Estimating errors

gorder is able to provide estimates of error for the individual bonds, atoms, and entire molecules.

The primary source of error when calculating order parameters from molecular dynamics simulations is the lack of convergence in the simulation. It’s also important to note that an order parameter calculated from a single trajectory frame is very unreliable unless the system is gigantic and contains many molecules. Using the standard deviation or standard error calculated from order parameters of individual frames or even samples is therefore not a viable option. Instead, gorder uses block averaging to calculate an error that reflects how well the simulation has converged.

To estimate the error, the trajectory is divided into blocks (default: 5). Each block represents a sequential portion of the trajectory: for example, the first fifth of the frames make up block #1, the second fifth forms block #2, and so on. The average order for each bond is calculated within each block, and a sample standard deviation is calculated from these block averages. This standard deviation is reported as the error. For simulations that are well-converged and have large enough blocks, the standard deviation between the blocks will be small.
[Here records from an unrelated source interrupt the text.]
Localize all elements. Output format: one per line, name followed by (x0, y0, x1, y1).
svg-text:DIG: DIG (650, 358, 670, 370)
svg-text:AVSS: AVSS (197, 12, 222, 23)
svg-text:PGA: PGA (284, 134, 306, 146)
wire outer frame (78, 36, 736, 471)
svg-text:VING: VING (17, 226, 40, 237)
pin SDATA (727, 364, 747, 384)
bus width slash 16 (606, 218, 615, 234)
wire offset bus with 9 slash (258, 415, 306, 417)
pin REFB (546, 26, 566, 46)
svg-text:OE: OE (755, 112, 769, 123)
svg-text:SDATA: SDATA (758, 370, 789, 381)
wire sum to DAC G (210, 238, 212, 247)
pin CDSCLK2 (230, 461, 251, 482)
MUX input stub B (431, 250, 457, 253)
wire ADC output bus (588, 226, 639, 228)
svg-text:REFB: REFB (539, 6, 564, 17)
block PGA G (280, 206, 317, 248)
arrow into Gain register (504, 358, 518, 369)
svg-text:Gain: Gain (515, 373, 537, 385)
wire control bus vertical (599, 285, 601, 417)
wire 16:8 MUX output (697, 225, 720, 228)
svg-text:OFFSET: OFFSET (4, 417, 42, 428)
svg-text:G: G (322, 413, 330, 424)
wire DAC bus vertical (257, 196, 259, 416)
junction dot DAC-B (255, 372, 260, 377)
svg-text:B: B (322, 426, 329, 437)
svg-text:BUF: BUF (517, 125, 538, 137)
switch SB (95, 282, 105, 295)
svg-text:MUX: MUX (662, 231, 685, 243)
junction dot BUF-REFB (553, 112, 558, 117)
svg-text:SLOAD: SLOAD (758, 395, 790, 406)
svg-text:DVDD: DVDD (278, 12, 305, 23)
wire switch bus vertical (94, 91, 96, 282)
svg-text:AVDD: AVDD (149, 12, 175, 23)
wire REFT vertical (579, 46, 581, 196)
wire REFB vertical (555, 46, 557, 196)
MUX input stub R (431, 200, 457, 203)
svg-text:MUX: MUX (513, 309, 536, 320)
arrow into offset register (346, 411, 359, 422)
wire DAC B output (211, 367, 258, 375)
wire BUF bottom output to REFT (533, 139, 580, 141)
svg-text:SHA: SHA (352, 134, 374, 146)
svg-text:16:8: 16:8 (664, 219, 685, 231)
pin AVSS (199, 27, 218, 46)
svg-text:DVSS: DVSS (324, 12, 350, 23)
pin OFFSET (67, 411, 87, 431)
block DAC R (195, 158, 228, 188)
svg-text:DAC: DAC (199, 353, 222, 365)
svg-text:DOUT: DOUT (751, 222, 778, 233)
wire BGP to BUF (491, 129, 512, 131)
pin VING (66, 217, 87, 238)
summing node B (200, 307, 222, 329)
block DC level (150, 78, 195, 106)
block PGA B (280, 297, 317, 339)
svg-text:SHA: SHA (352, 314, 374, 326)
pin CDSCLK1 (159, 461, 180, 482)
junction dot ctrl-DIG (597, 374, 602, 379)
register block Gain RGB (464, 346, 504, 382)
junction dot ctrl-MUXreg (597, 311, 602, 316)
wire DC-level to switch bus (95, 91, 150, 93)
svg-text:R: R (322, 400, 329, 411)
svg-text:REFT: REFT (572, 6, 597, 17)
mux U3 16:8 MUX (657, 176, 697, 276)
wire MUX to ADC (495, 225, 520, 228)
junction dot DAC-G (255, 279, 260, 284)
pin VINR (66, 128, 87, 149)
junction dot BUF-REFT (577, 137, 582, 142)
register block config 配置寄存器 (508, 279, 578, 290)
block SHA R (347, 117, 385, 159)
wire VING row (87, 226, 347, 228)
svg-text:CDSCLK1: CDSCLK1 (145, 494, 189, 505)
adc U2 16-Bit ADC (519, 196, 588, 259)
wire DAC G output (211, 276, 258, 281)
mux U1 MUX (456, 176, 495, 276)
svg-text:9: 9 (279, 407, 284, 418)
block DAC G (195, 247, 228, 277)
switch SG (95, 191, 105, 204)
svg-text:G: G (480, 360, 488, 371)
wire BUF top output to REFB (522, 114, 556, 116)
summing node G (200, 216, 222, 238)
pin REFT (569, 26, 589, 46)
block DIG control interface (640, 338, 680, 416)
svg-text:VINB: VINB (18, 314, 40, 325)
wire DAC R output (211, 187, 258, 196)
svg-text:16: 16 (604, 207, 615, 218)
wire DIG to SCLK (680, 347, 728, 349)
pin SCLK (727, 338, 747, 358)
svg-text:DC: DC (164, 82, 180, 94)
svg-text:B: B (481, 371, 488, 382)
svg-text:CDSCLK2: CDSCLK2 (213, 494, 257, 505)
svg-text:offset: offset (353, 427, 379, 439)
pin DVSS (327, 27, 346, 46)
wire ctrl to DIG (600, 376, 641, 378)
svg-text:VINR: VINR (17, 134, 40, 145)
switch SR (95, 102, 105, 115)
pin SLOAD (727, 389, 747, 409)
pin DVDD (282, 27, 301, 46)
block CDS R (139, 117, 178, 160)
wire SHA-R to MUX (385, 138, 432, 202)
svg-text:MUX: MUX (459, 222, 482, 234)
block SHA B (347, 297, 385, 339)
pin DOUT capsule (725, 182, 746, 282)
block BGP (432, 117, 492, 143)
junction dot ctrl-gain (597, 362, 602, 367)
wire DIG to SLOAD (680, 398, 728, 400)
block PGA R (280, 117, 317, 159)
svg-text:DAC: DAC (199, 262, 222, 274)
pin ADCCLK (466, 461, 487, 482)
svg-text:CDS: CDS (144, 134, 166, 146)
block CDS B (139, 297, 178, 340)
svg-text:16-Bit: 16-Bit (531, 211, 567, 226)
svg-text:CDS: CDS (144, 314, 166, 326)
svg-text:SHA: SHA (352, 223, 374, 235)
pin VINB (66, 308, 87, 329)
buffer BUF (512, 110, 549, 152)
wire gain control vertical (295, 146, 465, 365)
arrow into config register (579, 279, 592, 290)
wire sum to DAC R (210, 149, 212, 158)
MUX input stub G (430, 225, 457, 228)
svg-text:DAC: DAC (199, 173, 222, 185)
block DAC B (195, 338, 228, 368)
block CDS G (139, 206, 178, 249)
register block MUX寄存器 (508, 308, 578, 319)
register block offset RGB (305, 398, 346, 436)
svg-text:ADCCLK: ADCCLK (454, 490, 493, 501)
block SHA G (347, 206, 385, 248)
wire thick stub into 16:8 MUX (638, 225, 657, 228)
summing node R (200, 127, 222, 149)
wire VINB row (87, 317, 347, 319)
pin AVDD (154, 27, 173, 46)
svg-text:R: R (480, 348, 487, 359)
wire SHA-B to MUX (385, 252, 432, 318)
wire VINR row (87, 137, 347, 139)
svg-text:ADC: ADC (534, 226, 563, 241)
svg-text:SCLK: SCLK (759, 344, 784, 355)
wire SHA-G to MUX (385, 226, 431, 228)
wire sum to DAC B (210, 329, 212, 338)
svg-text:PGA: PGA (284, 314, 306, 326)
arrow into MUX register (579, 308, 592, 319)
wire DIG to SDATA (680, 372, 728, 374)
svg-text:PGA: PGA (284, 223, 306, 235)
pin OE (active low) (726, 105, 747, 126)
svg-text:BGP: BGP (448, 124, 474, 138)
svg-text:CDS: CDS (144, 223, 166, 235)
Requesting error estimation

By default, gorder does not calculate error estimates. To enable error estimation, include the following line in your input YAML file:

estimate_error: true

The output YAML file will then include error estimates and may look similar to this:

# Order parameters calculated with 'gorder v0.5.0' using structure file 'system.tpr' and trajectory file 'md.xtc'.
average order:
  total:
    mean: 0.1631
    error: 0.0014
POPE:
  average order:
    total:
      mean: 0.1601
      error: 0.0015
  order parameters:
    POPE C22 (23):
      total:
        mean: 0.1036
        error: 0.0017
      bonds:
        POPE H2R (24):
          total:
            mean: 0.0876
            error: 0.0054
        POPE H2S (25):
          total:
            mean: 0.1196
            error: 0.0033
    POPE C32 (32):
      total:
        mean: 0.2297
        error: 0.0045
      bonds:
        POPE H2X (33):
          total:
            mean: 0.2423
            error: 0.0052
        POPE H2Y (34):
          total:
            mean: 0.2171
            error: 0.0045
#(...)

The errors are also reported in CSV and table files but not in XVG files:

molecule,residue,atom,relative index,total,total error,hydrogen #1,hydrogen #1 error,hydrogen #2,hydrogen #2 error,hydrogen #3,hydrogen #3 error
POPE,POPE,C22,23,0.1036,0.0017,0.0876,0.0054,0.1196,0.0033,,
POPE,POPE,C32,32,0.2297,0.0045,0.2423,0.0052,0.2171,0.0045,,
POPE,POPE,C23,35,0.2138,0.0034,0.2139,0.0025,0.2138,0.0047,,
POPE,POPE,C24,38,0.2165,0.0022,0.2158,0.0035,0.2172,0.0038,,
(...)
Molecule type POPE
                TOTAL       |    HYDROGEN #1    |    HYDROGEN #2    |    HYDROGEN #3    |
C22        0.1036 ± 0.0017  |  0.0876 ± 0.0054  |  0.1196 ± 0.0033  |                   |
C32        0.2297 ± 0.0045  |  0.2423 ± 0.0052  |  0.2171 ± 0.0045  |                   |
C23        0.2138 ± 0.0034  |  0.2139 ± 0.0025  |  0.2138 ± 0.0047  |                   |
C24        0.2165 ± 0.0022  |  0.2158 ± 0.0035  |  0.2172 ± 0.0038  |                   |
(...)

Error estimates are currently not available for individual ordermaps.

Changing the number of blocks

If you are unsatisfied with the default number of blocks (5), you can adjust this parameter:

estimate_error:
  n_blocks: 10

For example, setting n_blocks: 10 will use 10 blocks for error estimation instead of the default 5. You should avoid tweaking this number to get a lower error estimate.

Convergence analysis

gorder offers an additional method to assess simulation convergence by visualizing how the average order parameters evolve over time for individual molecules.

To request convergence analysis, include the following lines in your input YAML file:

estimate_error:
  output_convergence: convergence.xvg

This will not only estimate errors as described above but also generate an XVG file (e.g., convergence.xvg) which shows the order parameters calculated for each frame as the average of values from that frame and all preceding frames (i.e., prefix averages).

The example plot illustrates a relatively well-converged atomistic simulation where approximately 3,000 trajectory frames were analyzed. The chart shows that results for POPE and POPC lipids stabilize early (within the first third of the trajectory), while POPG converges more slowly (which is due to the smaller number of these lipids in the system).